Marsden, Alan (2022) Reliability and Validity of Research with Corpora of Music. In: The Oxford Handbook of Music and Corpus Studies :. Oxford University Press, Oxford, C7.P1–C7.S11. ISBN 9780190945442
Full text not available from this repository.Abstract
Corpus musicologists seek conclusions which are valid and applicable for demonstrably abstract reasons. This chapter examines several aspects of reliability and validity in corpus musicology: the avoidance of bias, particularly through the deliberate exclusion of expert judgment; issues of the reliability of methods of measurement used and conversion from one form of information to another; variances in interpreted data involving human judgments; errors in corpora; the notions of “random” or “representative” samples; and statistical significance in both hypothesis-testing and exploratory studies.
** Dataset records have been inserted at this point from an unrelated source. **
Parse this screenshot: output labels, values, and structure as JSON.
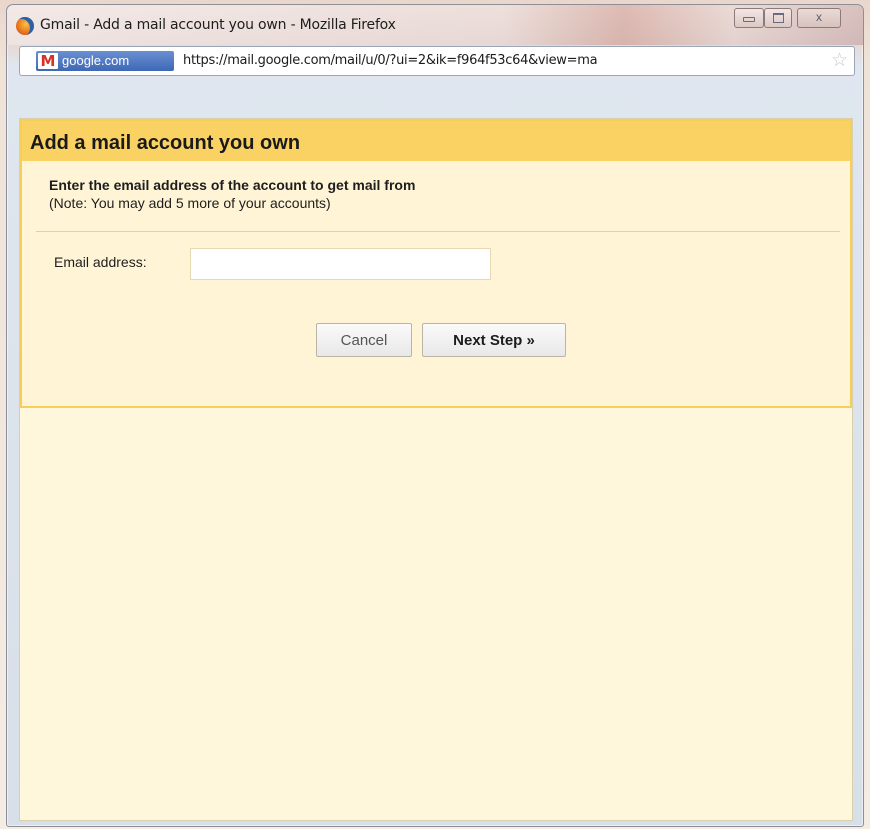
{
  "window": {
    "title": "Gmail - Add a mail account you own - Mozilla Firefox",
    "controls": {
      "minimize_icon": "minimize-icon",
      "maximize_icon": "maximize-icon",
      "close_label": "x"
    }
  },
  "addressbar": {
    "site_identity": "google.com",
    "url": "https://mail.google.com/mail/u/0/?ui=2&ik=f964f53c64&view=ma",
    "site_icon": "gmail-icon",
    "bookmark_icon": "star-icon"
  },
  "dialog": {
    "title": "Add a mail account you own",
    "instruction": "Enter the email address of the account to get mail from",
    "note": "(Note: You may add 5 more of your accounts)",
    "email_label": "Email address:",
    "email_value": "",
    "cancel_label": "Cancel",
    "next_label": "Next Step »"
  },
  "colors": {
    "header_bg": "#fad163",
    "panel_bg": "#fff5d6",
    "content_bg": "#fff7db"
  }
}
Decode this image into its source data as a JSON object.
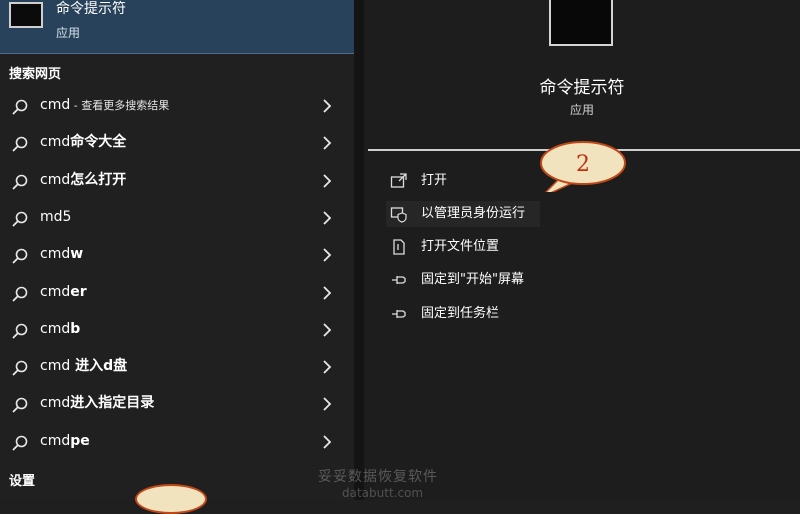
{
  "top_result": {
    "title": "命令提示符",
    "subtitle": "应用"
  },
  "sections": {
    "web": "搜索网页",
    "settings": "设置"
  },
  "web_results": [
    {
      "prefix": "cmd",
      "suffix": " - 查看更多搜索结果"
    },
    {
      "prefix": "cmd",
      "suffix": "命令大全"
    },
    {
      "prefix": "cmd",
      "suffix": "怎么打开"
    },
    {
      "prefix": "md5",
      "suffix": ""
    },
    {
      "prefix": "cmd",
      "suffix": "w"
    },
    {
      "prefix": "cmd",
      "suffix": "er"
    },
    {
      "prefix": "cmd",
      "suffix": "b"
    },
    {
      "prefix": "cmd",
      "suffix": " 进入d盘"
    },
    {
      "prefix": "cmd",
      "suffix": "进入指定目录"
    },
    {
      "prefix": "cmd",
      "suffix": "pe"
    }
  ],
  "detail": {
    "title": "命令提示符",
    "subtitle": "应用"
  },
  "actions": [
    {
      "label": "打开",
      "icon": "open-icon"
    },
    {
      "label": "以管理员身份运行",
      "icon": "admin-shield-icon"
    },
    {
      "label": "打开文件位置",
      "icon": "file-location-icon"
    },
    {
      "label": "固定到\"开始\"屏幕",
      "icon": "pin-icon"
    },
    {
      "label": "固定到任务栏",
      "icon": "pin-icon"
    }
  ],
  "callout": {
    "number": "2"
  },
  "watermark": {
    "line1": "妥妥数据恢复软件",
    "line2": "databutt.com"
  },
  "colors": {
    "selected_bg": "#27425a",
    "pane_bg": "#202020",
    "callout_fill": "#f1e3bd",
    "callout_stroke": "#c04818",
    "callout_text": "#c03010"
  }
}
Some research aims to extend or test theory through building models, now frequently employing machine-learning. Particular care is required to separate training and test materials to avoid over-fitting, i.e., building a model which works for the specific data used but not for other music. Even in the absence of machine-learning, continually working with the same or a small number of corpora has similar dangers of drawing conclusions which lack wider applicability. When working with several separate corpora is not possible, techniques such as bootstrapping can be employed to estimate the reliability of conclusions. Even working with corpora which are comprehensive, such as the entire output of a composer, is not problem-free. As corpora become ever more comprehensive and corpus musicology more common, musicology is likely to have to rediscover its links with composition and its concerns with not-yet-existent music.